Midwestern and married without kids (Why I don't have babies)

First comes love, then comes marriage, then comes ... life.

Hi. I'm 28 years old, married and don't have children. 

If you're not from the Midwest you might not think that's strange. But there's still a traditional mindset here and the expectation goes something like this:

Go to college. Graduate. Get married ASAP. Have kids shortly thereafter. At least by the time you're 30. 

I think this is why Kansas City is often cited on those "worst cities for dating" lists. Most people are married and popping out babies by the time they can legally rent a car on their own.  

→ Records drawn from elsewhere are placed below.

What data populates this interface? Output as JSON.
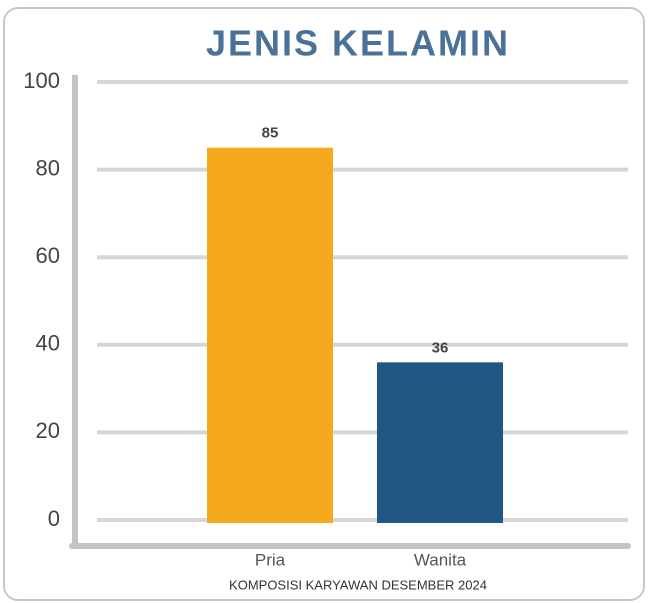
{
  "chart_data": {
    "type": "bar",
    "title": "JENIS KELAMIN",
    "xlabel": "KOMPOSISI KARYAWAN DESEMBER 2024",
    "categories": [
      "Pria",
      "Wanita"
    ],
    "values": [
      85,
      36
    ],
    "colors": [
      "#f5a91d",
      "#225784"
    ],
    "ylim": [
      0,
      100
    ],
    "yticks": [
      0,
      20,
      40,
      60,
      80,
      100
    ],
    "grid": true
  }
}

I didn't stray too far from these expectations. I went to college. I graduated. I dated my husband longer than society wanted us to before we got engaged ("Finally!" was a common reaction), but I was 24 when we tied the knot so I was still OK by most standards. 

But now I'm 28. My husband is 30. We've been married more than three years and we don't have kids. And oh my goodness we are not meeting the expectations of Midwest society. 

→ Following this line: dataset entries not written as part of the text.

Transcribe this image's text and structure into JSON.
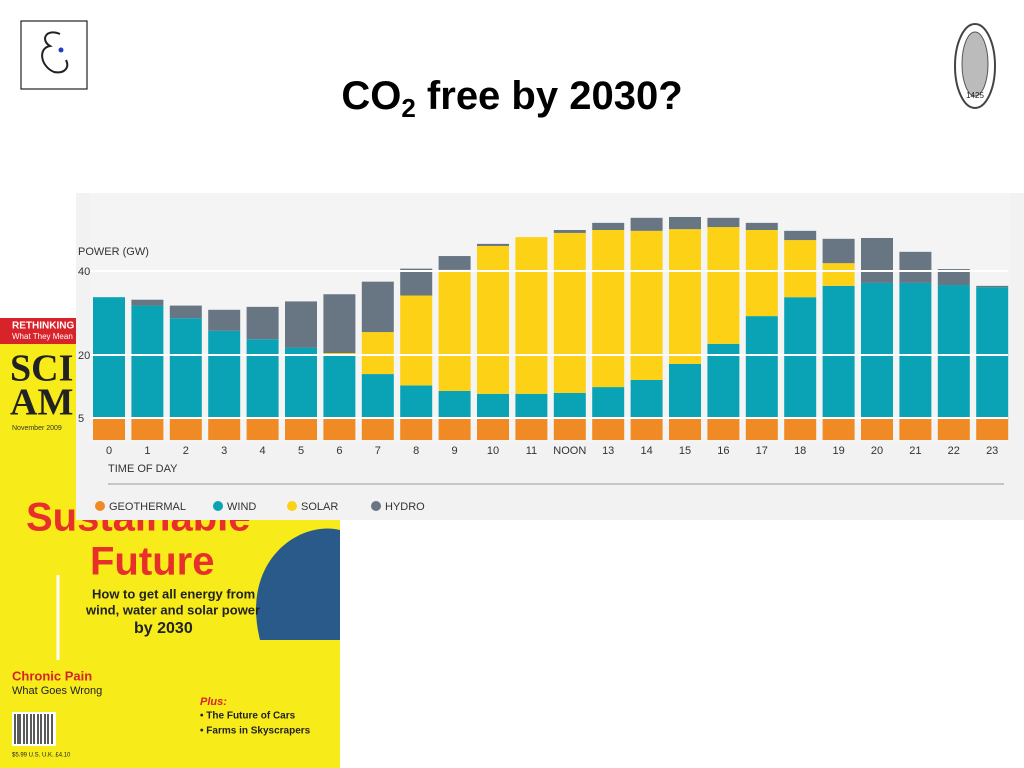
{
  "slide": {
    "title": [
      "CO",
      "2",
      " free by 2030?"
    ],
    "seal": "1425",
    "magazine": {
      "banner": "RETHINKING",
      "banner_sub": "What They Mean",
      "masthead": [
        "SCI",
        "AM"
      ],
      "date": "November 2009",
      "headline": [
        "Sustainable",
        "Future"
      ],
      "deck": [
        "How to get all energy from",
        "wind, water and solar power",
        "by 2030"
      ],
      "story": "Chronic Pain",
      "story_sub": "What Goes Wrong",
      "plus": "Plus:",
      "plus_items": [
        "• The Future of Cars",
        "• Farms in Skyscrapers"
      ],
      "price": "$5.99 U.S.   U.K. £4.10"
    }
  },
  "chart_data": {
    "type": "stacked_bar",
    "y_axis_label": "POWER (GW)",
    "x_axis_label": "TIME OF DAY",
    "categories": [
      "0",
      "1",
      "2",
      "3",
      "4",
      "5",
      "6",
      "7",
      "8",
      "9",
      "10",
      "11",
      "NOON",
      "13",
      "14",
      "15",
      "16",
      "17",
      "18",
      "19",
      "20",
      "21",
      "22",
      "23"
    ],
    "series": [
      {
        "name": "GEOTHERMAL",
        "color": "#f08a24",
        "values": [
          5,
          5,
          5,
          5,
          5,
          5,
          5,
          5,
          5,
          5,
          5,
          5,
          5,
          5,
          5,
          5,
          5,
          5,
          5,
          5,
          5,
          5,
          5,
          5
        ]
      },
      {
        "name": "WIND",
        "color": "#0aa3b5",
        "values": [
          29,
          27,
          24,
          21,
          19,
          17,
          15,
          10.7,
          8,
          6.7,
          6,
          6,
          6.2,
          7.6,
          9.3,
          13.1,
          17.9,
          24.5,
          29,
          31.7,
          32.4,
          32.4,
          31.9,
          31.4
        ]
      },
      {
        "name": "SOLAR",
        "color": "#fcd116",
        "values": [
          0,
          0,
          0,
          0,
          0,
          0,
          0.7,
          10,
          21.4,
          28.8,
          35.2,
          37.3,
          38.1,
          37.4,
          35.5,
          32.1,
          27.8,
          20.5,
          13.6,
          5.4,
          0,
          0,
          0,
          0
        ]
      },
      {
        "name": "HYDRO",
        "color": "#687684",
        "values": [
          0,
          1.4,
          3,
          5,
          7.7,
          11,
          14,
          12,
          6.4,
          3.3,
          0.5,
          0,
          0.7,
          1.7,
          3.1,
          2.9,
          2.2,
          1.7,
          2.2,
          5.8,
          10.7,
          7.4,
          3.8,
          0.3
        ]
      }
    ],
    "ylim": [
      0,
      58
    ],
    "yticks": [
      5,
      20,
      40
    ],
    "grid": true,
    "legend": "bottom"
  }
}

I think maybe we should start paying ourselves $1 every time someone asks us when we are going to have kids to help build up a college fund for our future little one. And I have to wonder if when it does happen, we will get the same "Finally!" reaction we received after announcing our engagement.

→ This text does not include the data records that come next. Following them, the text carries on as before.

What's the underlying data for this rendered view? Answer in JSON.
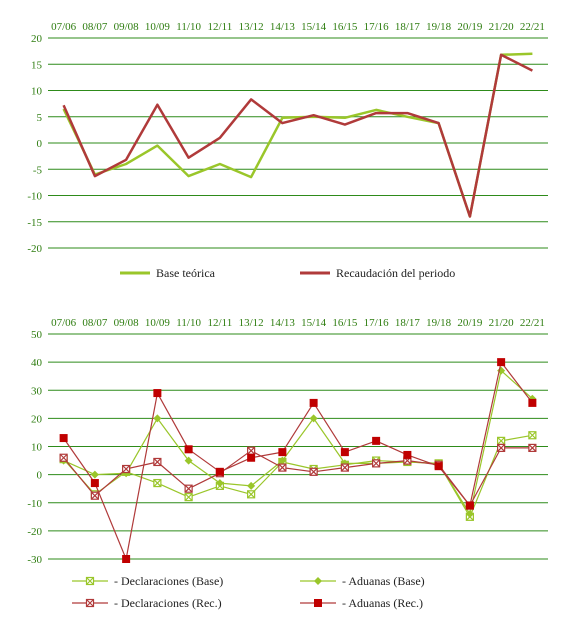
{
  "colors": {
    "green": "#9ac62a",
    "red": "#b03a3a",
    "marker_red": "#c00000",
    "grid": "#2e8b1a",
    "label": "#2e7d10"
  },
  "chart_data": [
    {
      "type": "line",
      "title": "",
      "xlabel": "",
      "ylabel": "",
      "categories": [
        "07/06",
        "08/07",
        "09/08",
        "10/09",
        "11/10",
        "12/11",
        "13/12",
        "14/13",
        "15/14",
        "16/15",
        "17/16",
        "18/17",
        "19/18",
        "20/19",
        "21/20",
        "22/21"
      ],
      "ylim": [
        -20,
        20
      ],
      "yticks": [
        20,
        15,
        10,
        5,
        0,
        -5,
        -10,
        -15,
        -20
      ],
      "grid": true,
      "legend_position": "bottom",
      "series": [
        {
          "name": "Base teórica",
          "color": "#9ac62a",
          "values": [
            6.5,
            -6.0,
            -4.0,
            -0.5,
            -6.3,
            -4.0,
            -6.5,
            4.8,
            5.0,
            4.8,
            6.3,
            5.0,
            3.8,
            -14.0,
            16.8,
            17.0
          ]
        },
        {
          "name": "Recaudación del periodo",
          "color": "#b03a3a",
          "values": [
            7.2,
            -6.3,
            -3.2,
            7.3,
            -2.8,
            1.0,
            8.3,
            3.8,
            5.3,
            3.5,
            5.7,
            5.7,
            3.8,
            -14.0,
            16.8,
            13.8
          ]
        }
      ]
    },
    {
      "type": "line",
      "title": "",
      "xlabel": "",
      "ylabel": "",
      "categories": [
        "07/06",
        "08/07",
        "09/08",
        "10/09",
        "11/10",
        "12/11",
        "13/12",
        "14/13",
        "15/14",
        "16/15",
        "17/16",
        "18/17",
        "19/18",
        "20/19",
        "21/20",
        "22/21"
      ],
      "ylim": [
        -30,
        50
      ],
      "yticks": [
        50,
        40,
        30,
        20,
        10,
        0,
        -10,
        -20,
        -30
      ],
      "grid": true,
      "legend_position": "bottom",
      "series": [
        {
          "name": "- Declaraciones (Base)",
          "color": "#9ac62a",
          "marker": "x-square",
          "values": [
            5.5,
            -7.0,
            1.0,
            -3.0,
            -8.0,
            -4.0,
            -7.0,
            4.5,
            2.0,
            3.5,
            5.0,
            4.5,
            4.0,
            -15.0,
            12.0,
            14.0
          ]
        },
        {
          "name": "- Aduanas (Base)",
          "color": "#9ac62a",
          "marker": "diamond",
          "values": [
            5.0,
            0.0,
            0.5,
            20.0,
            5.0,
            -3.0,
            -4.0,
            5.0,
            20.0,
            4.0,
            4.0,
            4.5,
            4.0,
            -14.0,
            37.0,
            27.0
          ]
        },
        {
          "name": "- Declaraciones (Rec.)",
          "color": "#b03a3a",
          "marker": "x-square",
          "values": [
            6.0,
            -7.5,
            2.0,
            4.5,
            -5.0,
            0.5,
            8.5,
            2.5,
            1.0,
            2.5,
            4.0,
            5.0,
            3.5,
            -11.0,
            9.5,
            9.5
          ]
        },
        {
          "name": "- Aduanas (Rec.)",
          "color": "#b03a3a",
          "marker": "square",
          "values": [
            13.0,
            -3.0,
            -30.0,
            29.0,
            9.0,
            1.0,
            6.0,
            8.0,
            25.5,
            8.0,
            12.0,
            7.0,
            3.0,
            -11.0,
            40.0,
            25.5
          ]
        }
      ]
    }
  ]
}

Who decided we need to have kids right now? Where did these rules come from? And why do people think it's so wrong for us to break them?

Here's the deal. I like kids. And we want kids. Someday. But we will have them when the time is right. And I'm not sure when that is, but if anyone is truly concerned about this you should talk to God because he's the one with the plan. Not Midwest society. 

We are happy right now. My husband and I are both in a period of growth, as individuals and as a couple. We — two recovering stress addicts — are enjoying each day, striving to live in and for the present moment. Sorry not sorry if that doesn't work with Expectation's agenda for us. 

This is starting to get ranty. 

I don't mean for this to sound like a rant. That's not my intention. My intention is to question "ideals" and "standards" that the status quo determined, and ask you to do the same. 

I have friends who have children and who are incredibly happy. I have friends who are single and don't have children and are also happy. And we are married and without kids and we are happy. All different situations. All happy. Weird. I guess we don't all have to be the same. 

Someday we will have kids. I look forward to it. And honestly at this moment I don't know if it will be a month from now or 10 years from now. But I know that when it happens, it will be because we want it and the universe wills it. Not because of our birth dates and marriage tenure.